The Risks of Blogging to Your Professional Career

This post was submitted by Ann Murray from The Kids on the Internet.

I recently wrote about the benefits of blogging to your professional career, but what happens when your personal blog begins to potentially have negative repercussions at your job? This might happen if you blog during work time (or alternatively, if your boss simply believes that you are blogging during work time) or if the content of your blog delves into company matters.

Not On Your Time: Blogging During Work Time

 I once had a great boss who respected and actually encouraged the fact that I also freelanced by writing for several blogs on the side. However, one of my co-workers wasn’t so “great” and so he proceeded to rat me out to the boss after I probably overshadowed him on some media outreach strategy (or perhaps the problem was the fact that I contributed to a big blog he aspired to write for).

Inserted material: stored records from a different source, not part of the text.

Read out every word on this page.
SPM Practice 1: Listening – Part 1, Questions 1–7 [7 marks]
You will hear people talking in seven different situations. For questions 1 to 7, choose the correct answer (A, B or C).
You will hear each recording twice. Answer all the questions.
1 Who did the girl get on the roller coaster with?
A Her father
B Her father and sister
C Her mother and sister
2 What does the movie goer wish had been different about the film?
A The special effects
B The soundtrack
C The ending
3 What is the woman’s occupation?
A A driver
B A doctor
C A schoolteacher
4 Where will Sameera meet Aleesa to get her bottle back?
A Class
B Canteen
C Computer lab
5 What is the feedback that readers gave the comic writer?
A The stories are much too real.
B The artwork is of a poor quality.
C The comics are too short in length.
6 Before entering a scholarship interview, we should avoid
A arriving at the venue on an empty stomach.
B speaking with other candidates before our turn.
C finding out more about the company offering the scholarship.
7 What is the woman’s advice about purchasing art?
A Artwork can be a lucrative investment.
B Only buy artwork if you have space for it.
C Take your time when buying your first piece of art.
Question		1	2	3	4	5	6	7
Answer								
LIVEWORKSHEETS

Regardless of my co-worker’s motives, he had sent a link to my blog to my boss, and the truth was out; I occasionally, but mostly during lunchtime and on downtime, created or cleaned up posts on my personal blog during the regular workday. Keep in mind that these periods of time took less than 10 minutes at a time. To add to the nastiness, my blog’s time stamp was off mark, making it appear that I was blogging during work time more so than I actually was. The talk from my boss quickly came, but luckily, I was already leaving to much greener pastures.

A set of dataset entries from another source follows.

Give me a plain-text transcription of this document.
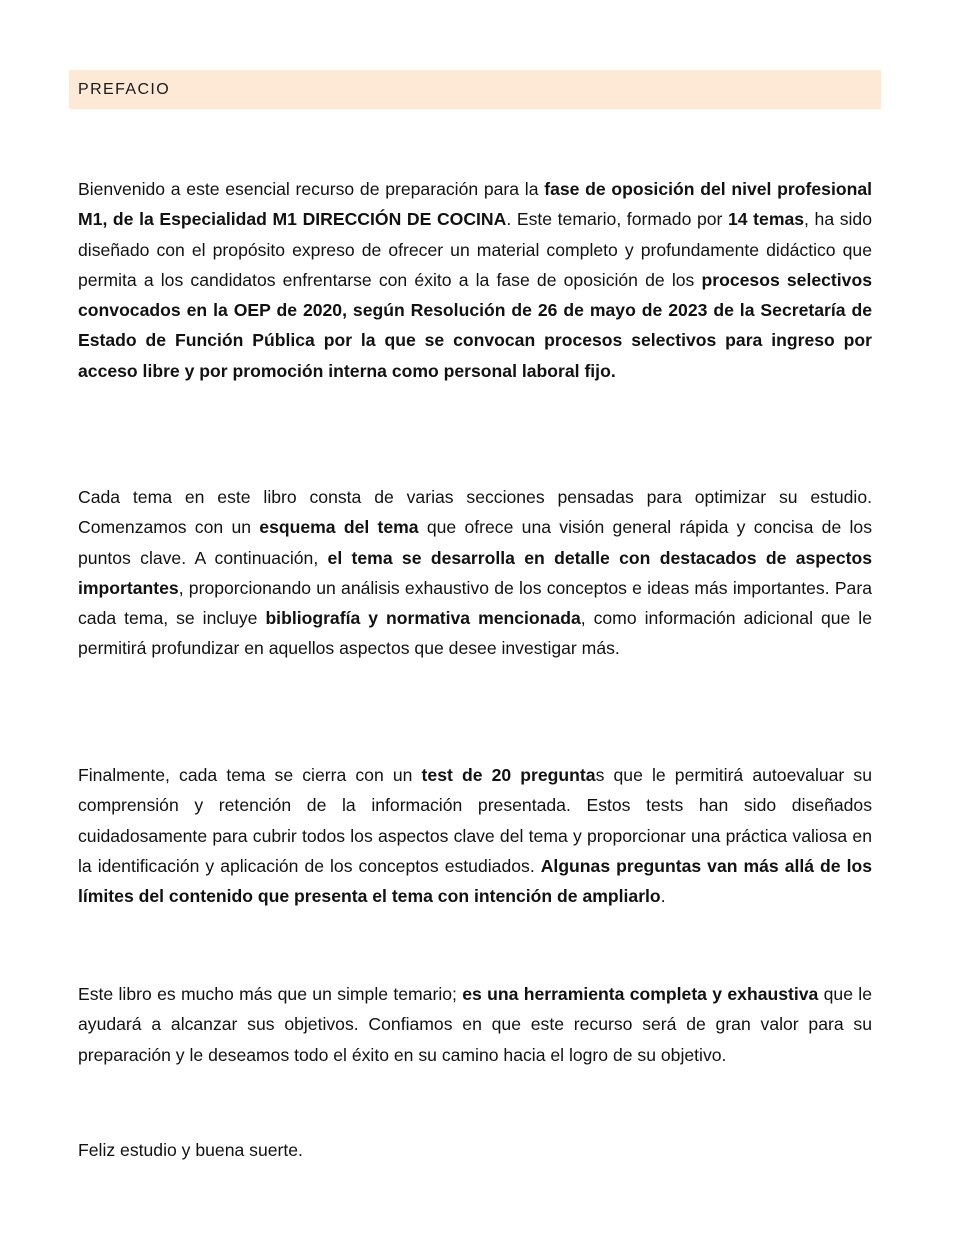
PREFACIO

Bienvenido a este esencial recurso de preparación para la fase de oposición del nivel profesional M1, de la Especialidad M1 DIRECCIÓN DE COCINA. Este temario, formado por 14 temas, ha sido diseñado con el propósito expreso de ofrecer un material completo y profundamente didáctico que permita a los candidatos enfrentarse con éxito a la fase de oposición de los procesos selectivos convocados en la OEP de 2020, según Resolución de 26 de mayo de 2023 de la Secretaría de Estado de Función Pública por la que se convocan procesos selectivos para ingreso por acceso libre y por promoción interna como personal laboral fijo.

Cada tema en este libro consta de varias secciones pensadas para optimizar su estudio. Comenzamos con un esquema del tema que ofrece una visión general rápida y concisa de los puntos clave. A continuación, el tema se desarrolla en detalle con destacados de aspectos importantes, proporcionando un análisis exhaustivo de los conceptos e ideas más importantes. Para cada tema, se incluye bibliografía y normativa mencionada, como información adicional que le permitirá profundizar en aquellos aspectos que desee investigar más.

Finalmente, cada tema se cierra con un test de 20 preguntas que le permitirá autoevaluar su comprensión y retención de la información presentada. Estos tests han sido diseñados cuidadosamente para cubrir todos los aspectos clave del tema y proporcionar una práctica valiosa en la identificación y aplicación de los conceptos estudiados. Algunas preguntas van más allá de los límites del contenido que presenta el tema con intención de ampliarlo.

Este libro es mucho más que un simple temario; es una herramienta completa y exhaustiva que le ayudará a alcanzar sus objetivos. Confiamos en que este recurso será de gran valor para su preparación y le deseamos todo el éxito en su camino hacia el logro de su objetivo.

Feliz estudio y buena suerte.
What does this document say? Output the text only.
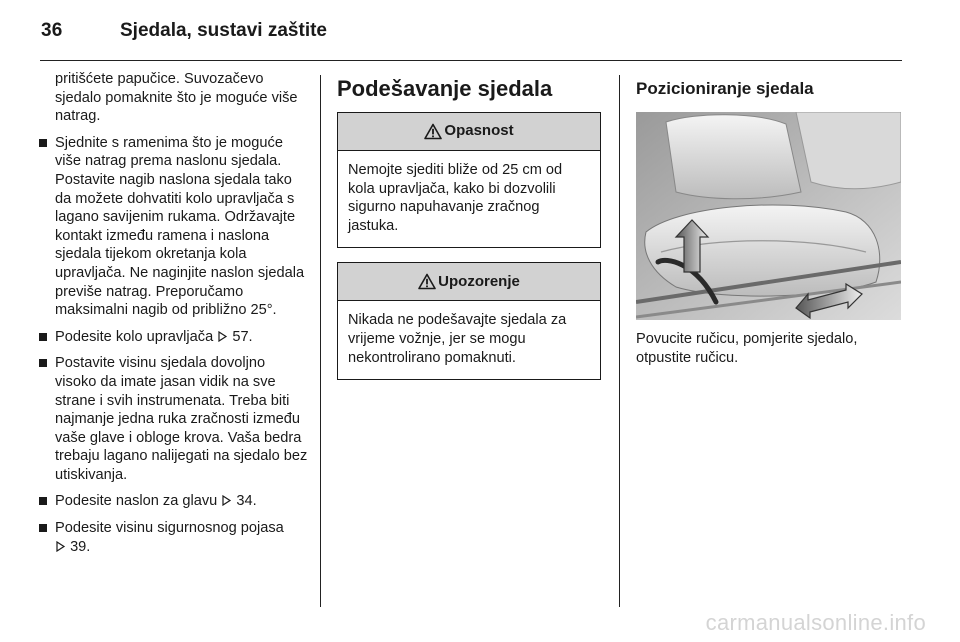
36	Sjedala, sustavi zaštite

pritišćete papučice. Suvozačevo sjedalo pomaknite što je moguće više natrag.

Sjednite s ramenima što je moguće više natrag prema naslonu sjedala. Postavite nagib naslona sjedala tako da možete dohvatiti kolo upravljača s lagano savijenim rukama. Održavajte kontakt između ramena i naslona sjedala tijekom okretanja kola upravljača. Ne naginjite naslon sjedala previše natrag. Preporučamo maksimalni nagib od približno 25°.
Podesite kolo upravljača 57.
Postavite visinu sjedala dovoljno visoko da imate jasan vidik na sve strane i svih instrumenata. Treba biti najmanje jedna ruka zračnosti između vaše glave i obloge krova. Vaša bedra trebaju lagano nalijegati na sjedalo bez utiskivanja.
Podesite naslon za glavu 34.
Podesite visinu sigurnosnog pojasa
39.
Podešavanje sjedala
Opasnost
Nemojte sjediti bliže od 25 cm od kola upravljača, kako bi dozvolili sigurno napuhavanje zračnog jastuka.
Upozorenje
Nikada ne podešavajte sjedala za vrijeme vožnje, jer se mogu nekontrolirano pomaknuti.
Pozicioniranje sjedala
Povucite ručicu, pomjerite sjedalo, otpustite ručicu.
carmanualsonline.info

This led me to the conclusion that I should 1) not blog from work 2) tinker with the timestamp so that it did not reflect the times I was actually blogging, or 3) get a job blogging. I ultimately chose number 3 and my life is much weirder, but for those of you who haven’t yet made or aren’t interested in that leap, you must take up the former strategies. Set aside some time before work, during lunch, or in the evening to blog. If you choose the lunchtime hour, however, you must either alert your boss or utilize your own laptop to write. Alternatively, if you strongly believe that your blogging does not get in the way of your daily work tasks, then I suggest a shadier strategy: get rid of the time stamp on your blog. That way, the timing of your posts is untraceable.

And by the way, that co-worker who ratted me out? His own personal blog has a case of the mysterious missing time stamp, so I guess I can attribute this tactic to him.

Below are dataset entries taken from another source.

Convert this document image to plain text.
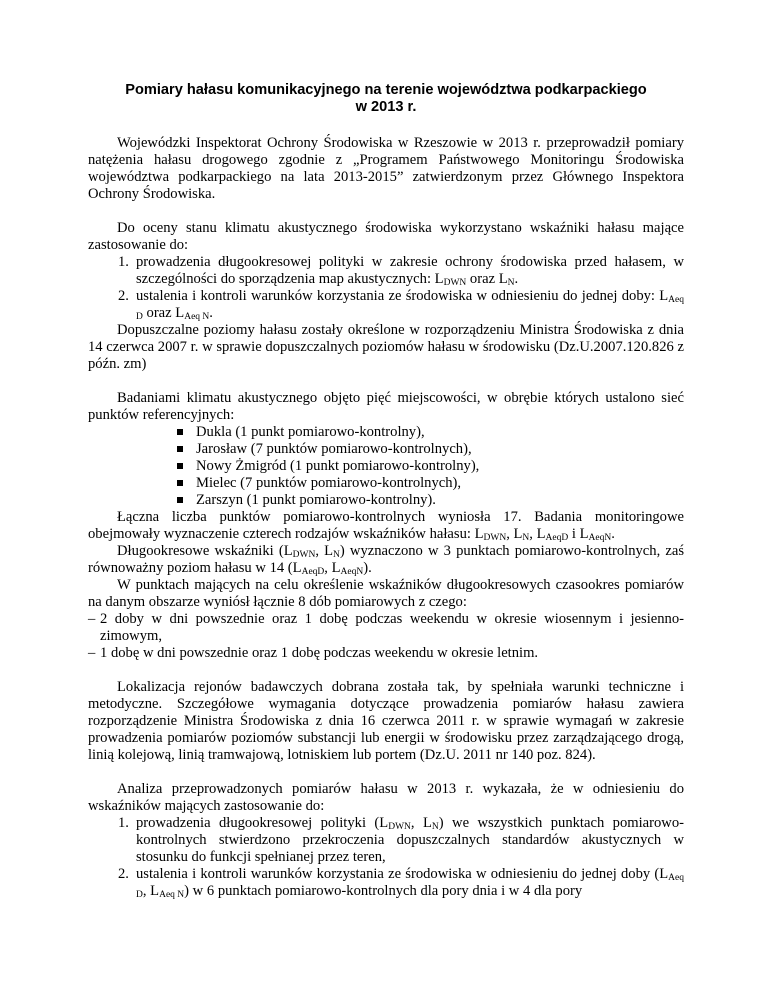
Pomiary hałasu komunikacyjnego na terenie województwa podkarpackiego
w 2013 r.

Wojewódzki Inspektorat Ochrony Środowiska w Rzeszowie w 2013 r. przeprowadził pomiary natężenia hałasu drogowego zgodnie z „Programem Państwowego Monitoringu Środowiska województwa podkarpackiego na lata 2013-2015” zatwierdzonym przez Głównego Inspektora Ochrony Środowiska.

Do oceny stanu klimatu akustycznego środowiska wykorzystano wskaźniki hałasu mające zastosowanie do:

1. prowadzenia długookresowej polityki w zakresie ochrony środowiska przed hałasem, w szczególności do sporządzenia map akustycznych: $L_{DWN}$ oraz $L_N$.
2. ustalenia i kontroli warunków korzystania ze środowiska w odniesieniu do jednej doby: $L_{Aeq D}$ oraz $L_{Aeq N}$.

Dopuszczalne poziomy hałasu zostały określone w rozporządzeniu Ministra Środowiska z dnia 14 czerwca 2007 r. w sprawie dopuszczalnych poziomów hałasu w środowisku (Dz.U.2007.120.826 z późn. zm)

Badaniami klimatu akustycznego objęto pięć miejscowości, w obrębie których ustalono sieć punktów referencyjnych:

Dukla (1 punkt pomiarowo-kontrolny),
Jarosław (7 punktów pomiarowo-kontrolnych),
Nowy Żmigród (1 punkt pomiarowo-kontrolny),
Mielec (7 punktów pomiarowo-kontrolnych),
Zarszyn (1 punkt pomiarowo-kontrolny).

Łączna liczba punktów pomiarowo-kontrolnych wyniosła 17. Badania monitoringowe obejmowały wyznaczenie czterech rodzajów wskaźników hałasu: $L_{DWN}$, $L_N$, $L_{AeqD}$ i $L_{AeqN}$.

Długookresowe wskaźniki ($L_{DWN}$, $L_N$) wyznaczono w 3 punktach pomiarowo-kontrolnych, zaś równoważny poziom hałasu w 14 ($L_{AeqD}$, $L_{AeqN}$).

W punktach mających na celu określenie wskaźników długookresowych czasookres pomiarów na danym obszarze wyniósł łącznie 8 dób pomiarowych z czego:

– 2 doby w dni powszednie oraz 1 dobę podczas weekendu w okresie wiosennym i jesienno-zimowym,
– 1 dobę w dni powszednie oraz 1 dobę podczas weekendu w okresie letnim.

Lokalizacja rejonów badawczych dobrana została tak, by spełniała warunki techniczne i metodyczne. Szczegółowe wymagania dotyczące prowadzenia pomiarów hałasu zawiera rozporządzenie Ministra Środowiska z dnia 16 czerwca 2011 r. w sprawie wymagań w zakresie prowadzenia pomiarów poziomów substancji lub energii w środowisku przez zarządzającego drogą, linią kolejową, linią tramwajową, lotniskiem lub portem (Dz.U. 2011 nr 140 poz. 824).

Analiza przeprowadzonych pomiarów hałasu w 2013 r. wykazała, że w odniesieniu do wskaźników mających zastosowanie do:

1. prowadzenia długookresowej polityki ($L_{DWN}$, $L_N$) we wszystkich punktach pomiarowo-kontrolnych stwierdzono przekroczenia dopuszczalnych standardów akustycznych w stosunku do funkcji spełnianej przez teren,
2. ustalenia i kontroli warunków korzystania ze środowiska w odniesieniu do jednej doby ($L_{Aeq D}$, $L_{Aeq N}$) w 6 punktach pomiarowo-kontrolnych dla pory dnia i w 4 dla pory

The Dangers of the Boss’s Google Alerts: Blogging About The Company

You are a big fan of Google alerts. Nothing makes you happier than when your inbox signals that someone, somewhere made mention of your blog. So what makes you think your boss doesn’t feel the same way? He/she may also have a Google alert set up to let him/her know what is being said about the company throughout the internet. In fact, many companies hire PR agencies that make it a point to systematically scour the web for mentions of any client. This means that whenever you post about that crappy transaction you had at work, or the annoying co-worker in the next cubicle, your boss just might be reading it.

Many companies have set up rules directed at employees regarding blogging about the company. The enlightened ones encourage it and foster it, primarily because, from a PR perspective, an organic blog post about the company is like a golden nugget of public relations and branding.

Then you get into the territory of Starbucks; The blog Starbucks Gossip stirs venti-full cups of company gossip each day, and most of it is severely damaging to the company brand. The blog is a public relations headache. But imagine that you had a similar blog about your agency, or even a few watered-down posts bemoaning a new company policy. Just one post is enough ammunition for your employer to fire you; or, as several law sites suggest, force you out of the position as opposed to outwardly firing you. This is because, allegedly, it makes the company look bad to let you go simply for blogging.

Employers may garner negative attention for firing employees for the content of their blogs. Legally speaking, however, private employers may have the right to discipline or terminate an employee for what the employee writes in his/her blog. [GCGLaw]

Alternately, your company might be so clueless about blogging that they will take a no-holds-barred approach and fire anyone anywhere who blogs. It’s stupid and does nothing for branding, but it has happened (see below).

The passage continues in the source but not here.